Is there a compact set with positive measure on $[0,1]\setminus \Bbb Q$

Question

I'm wondering if there exists a Lebesgue compact set (with respect to the usual topology on $[0,1]$) in $[0,1]\setminus \mathbb{Q}$ whose Lebesgue measure is positive.

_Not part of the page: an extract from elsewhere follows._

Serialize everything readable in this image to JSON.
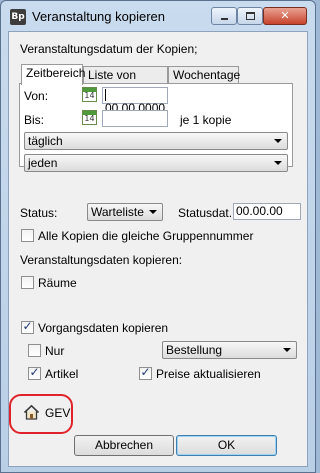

In fact we've just seen the Egoroff theorem in class, and I thought of the functions $$ f_n(x)= \left\{ \begin{array}{ll} \frac{1}{n} & \mbox{if } x\in[0,1]\setminus \mathbb Q\\ 1 & \mbox{otherwise.} \end{array} \right. $$ Obviously $f_n\to f\; \mu$-a.e., but since $\mathbb Q$ is dense, I'm wondering how we can find a compact set $F\subset [0,1]$ for a given $\delta>0$ such that $\mu([0,1]\setminus F)<\delta$ and $\sup_{x\in F} |f_n(x)-f(x)|\to 0 $ as $n\to 0$. Could you please explain why Egoroff holds in this case?

Answer 1

Lebesgue measure $\mu$ is regular. This means $\mu (E)=\sup \{\mu (K): K \subseteq E: K \textrm{ compact }\}$. Taking $E=[0,1]\setminus \mathbb Q$ we see that the exist compact subsets of this set with measure as close to $1$ as you want.